Von Jochen Stöckmann | 15.04.2013
    Wir alle wissen, dass der überzeugte Pazifist Nick Knatterton seinen Revolver nur im äußersten Notfall benutzt. Wie man deutlich hört - oder eben nicht hört - ist seine Pistole voll schallgedämpft und deshalb umweltfreundlich.

    Mit seltsam futuristischen Waffen jagte der Privatdetektiv Nick Knatterton in Comics und später auch in Trickfilmen Gangster und Ganoven. Andererseits hatte Manfred Schmidt seine Figur mit kariertem Knickerbocker-Anzug, altertümlicher Tabakspfeife und dem zum geflügelten Wort gewordenen Spruch "kombiniere ..." ausgestattet. So entstand eine absurde Kreuzung aus Superman und Sherlock Holmes. Ursprünglich war Knatterton als Parodie gedacht, skizziert als spontane Reaktion des Pressezeichners Schmidt auf jene Comics, die ihm ein befreundeter Verleger kurz nach Ende des Krieges als Exportartikel der Siegermacht USA angepriesen hatte:

    "Es war so schauerlich - und deshalb sagte ich zu diesem Herrn 'Soweit werden wir hier in Deutschland nicht runterkommen!' Dann guckte ich mir die Sache aber durch und sagte dann: 'Das müsste man so parodieren, dass den Leuten die Lust an dieser dümmsten literarischen Form, die es gibt, vergeht.'"

    Manfred Schmidt, geboren am 15. April 1913 in Bad Harzburg, hatte sich 1945 nach dem Ende der Nazidiktatur zurück im Land der Dichter und Denker gewähnt: Mit großem Engagement arbeitete er für Erich Kästners pazifistische Zeitschrift "Pinguin", die aber schon bald wieder eingestellt wurde. Der ungeliebte Knatterton dagegen, Ende 1950 dann zu Papier gebracht und eher nebenbei in der Illustrierten "Quick" abgedruckt, entwickelte ein über Jahrzehnte erfolgreiches Eigenleben:

    "Die Leute waren schon so verblödet, dass schon in den ersten sechs Wochen die Auflage der 'Quick' wegen Knatterton, wie nachher nachgewiesen wurde, um ein Drittel stieg, sodass sie bald schon auf einer Million war. Und da musste ich weitermachen."

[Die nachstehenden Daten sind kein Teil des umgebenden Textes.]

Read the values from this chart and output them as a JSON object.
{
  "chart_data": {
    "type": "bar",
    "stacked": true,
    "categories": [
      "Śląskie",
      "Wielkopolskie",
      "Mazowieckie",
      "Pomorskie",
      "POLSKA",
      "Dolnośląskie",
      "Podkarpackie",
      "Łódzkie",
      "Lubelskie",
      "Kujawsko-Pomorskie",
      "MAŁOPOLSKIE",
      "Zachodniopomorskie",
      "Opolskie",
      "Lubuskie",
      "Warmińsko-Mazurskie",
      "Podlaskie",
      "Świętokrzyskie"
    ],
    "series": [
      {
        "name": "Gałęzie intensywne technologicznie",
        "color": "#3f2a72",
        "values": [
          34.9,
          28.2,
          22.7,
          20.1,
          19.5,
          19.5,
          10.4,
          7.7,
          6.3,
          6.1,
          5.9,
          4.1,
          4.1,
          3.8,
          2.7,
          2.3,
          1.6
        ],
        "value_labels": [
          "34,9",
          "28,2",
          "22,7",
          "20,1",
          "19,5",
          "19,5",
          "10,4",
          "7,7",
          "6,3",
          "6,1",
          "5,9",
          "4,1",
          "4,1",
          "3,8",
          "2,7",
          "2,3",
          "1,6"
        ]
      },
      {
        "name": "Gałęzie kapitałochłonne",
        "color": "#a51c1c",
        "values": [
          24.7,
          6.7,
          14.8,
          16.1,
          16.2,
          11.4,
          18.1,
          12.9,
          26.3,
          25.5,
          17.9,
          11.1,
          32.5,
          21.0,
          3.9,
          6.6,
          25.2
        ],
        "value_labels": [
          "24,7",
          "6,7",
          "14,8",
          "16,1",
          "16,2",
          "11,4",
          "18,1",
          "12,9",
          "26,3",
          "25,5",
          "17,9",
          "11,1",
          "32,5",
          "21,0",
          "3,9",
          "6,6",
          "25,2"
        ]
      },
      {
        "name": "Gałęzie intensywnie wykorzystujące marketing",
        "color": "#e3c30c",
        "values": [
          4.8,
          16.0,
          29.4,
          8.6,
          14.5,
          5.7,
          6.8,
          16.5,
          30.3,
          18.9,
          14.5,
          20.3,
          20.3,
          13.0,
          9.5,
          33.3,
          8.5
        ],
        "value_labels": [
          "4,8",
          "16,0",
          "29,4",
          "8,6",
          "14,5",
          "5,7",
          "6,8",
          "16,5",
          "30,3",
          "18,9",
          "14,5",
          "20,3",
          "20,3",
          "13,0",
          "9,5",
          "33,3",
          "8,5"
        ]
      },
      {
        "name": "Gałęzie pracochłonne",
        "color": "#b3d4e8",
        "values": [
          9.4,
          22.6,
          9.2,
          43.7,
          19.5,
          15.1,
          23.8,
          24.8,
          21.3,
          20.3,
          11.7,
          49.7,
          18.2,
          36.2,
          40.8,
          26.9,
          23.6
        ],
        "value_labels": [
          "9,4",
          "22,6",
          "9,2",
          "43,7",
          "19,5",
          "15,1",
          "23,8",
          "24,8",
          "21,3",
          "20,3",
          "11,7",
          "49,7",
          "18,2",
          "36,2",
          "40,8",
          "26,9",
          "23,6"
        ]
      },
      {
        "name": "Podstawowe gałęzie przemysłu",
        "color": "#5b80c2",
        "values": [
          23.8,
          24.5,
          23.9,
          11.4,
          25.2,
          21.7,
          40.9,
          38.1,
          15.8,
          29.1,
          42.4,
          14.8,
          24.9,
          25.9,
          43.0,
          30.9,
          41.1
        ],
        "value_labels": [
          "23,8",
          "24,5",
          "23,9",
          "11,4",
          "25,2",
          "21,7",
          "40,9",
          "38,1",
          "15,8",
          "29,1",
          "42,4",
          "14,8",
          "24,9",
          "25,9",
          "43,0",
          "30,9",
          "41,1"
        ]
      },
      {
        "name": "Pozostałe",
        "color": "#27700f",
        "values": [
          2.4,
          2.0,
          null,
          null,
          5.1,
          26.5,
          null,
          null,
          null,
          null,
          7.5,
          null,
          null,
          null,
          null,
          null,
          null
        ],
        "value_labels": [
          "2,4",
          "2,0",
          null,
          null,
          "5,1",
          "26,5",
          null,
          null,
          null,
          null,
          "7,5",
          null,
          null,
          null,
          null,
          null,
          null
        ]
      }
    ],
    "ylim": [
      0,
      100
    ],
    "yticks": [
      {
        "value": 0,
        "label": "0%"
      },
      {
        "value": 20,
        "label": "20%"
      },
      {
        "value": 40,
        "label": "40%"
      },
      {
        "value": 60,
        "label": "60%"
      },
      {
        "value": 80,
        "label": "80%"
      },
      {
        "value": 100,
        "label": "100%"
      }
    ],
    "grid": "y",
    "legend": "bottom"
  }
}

    Als Galionsfigur der "Quick" schickte Schmidt seinen Knatterton als Spürnase durch Kaschemmen und Klubs des Wirtschaftswunderlandes, erfand Woche für Woche spaßhaft überzeichnete Kriminalfälle. Das Rezept war einfach - und ebenfalls verwendbar für andere humoristische Bildergeschichten:

    "Der Redakteur sagte mir: Wenn du Busen und Popo zeichnen kannst, dann ist schon alles gerettet. Und dann irgendeine Klamotte, eine politische oder irgendwas, eine Anspielung auf die Tagesereignisse. Das kam ja automatisch: Man saß da und versuchte, das möglichst unterhaltsam zu machen, also auch für Erwachsene."

    "Bonner Pflaume" pflegte Schmidt diesen Schuss Politspaß zu nennen: nicht allzu hochprozentig, eher süffisant denn satirisch-kritisch und nicht so eigenwillig wie der charakteristische Nonsens seines Kollegen und guten Freundes Loriot. Der war ihm als schneidiger Wehrmachtsleutnant von Bülow über den Weg gelaufen, 1942, bei den Panzergrenadieren in Eberswalde, wo Manfred Schmidts erste Erfolgssträhne als Presseillustrator im Propagandaministerium, aber auch für große Verlage ihr vorläufiges Ende gefunden hatte:

    "Ich machte irrsinnig schnell Karriere und hatte ein Auto und so weiter. Und dann kam ein sogenannter Kollege und hat mich angezeigt, dass ich im Café bei Kranzler dieses und jenes gesagt hätte."

    So geriet Schmidt unter die Soldaten, die er an der Ostfront mit seinen gezeichneten Witzen bei Laune halten sollte, etwa in der Zeitschrift "Panzer voran". Folgt man seiner eigenen späteren Einschätzung, dürfte der Beitrag zur Durchhaltepropaganda nicht sehr groß gewesen sein: Der Zeichner selbst hielt sich für Mittelmaß, stufte sich als "Konfektionär" ein. Eben diese solide Machart bescherte ihm auch nach Knattertons Ende 1964 weitere Erfolge, etwa mit seinen "Wimmelbildern", Straßen-und Strandszenen, die Schmidt bis an den Rand vollzeichnete mit treffend beobachteten Typen, aber auch so manchem Stereotyp. Davon sind auch seine so benannten "Verschmidtsten Reportagen" nicht frei, illustrierte Reiseberichte, mit denen der am 28. Juli 1999 am Starnberger See verstorbene Cartoonist seine humorige Sicht auf die Welt weitergeben wollte:

    "Die Welt ist ja von einer derartigen Grausigkeit. Und die Humoristen sind ja komischerweise auch die, die überall die Dekoration wegbrennen, dahinter gucken und mehr sehen wollen und dadurch Sachen sehen, die man doch am besten doch lieber vergisst, nicht wahr."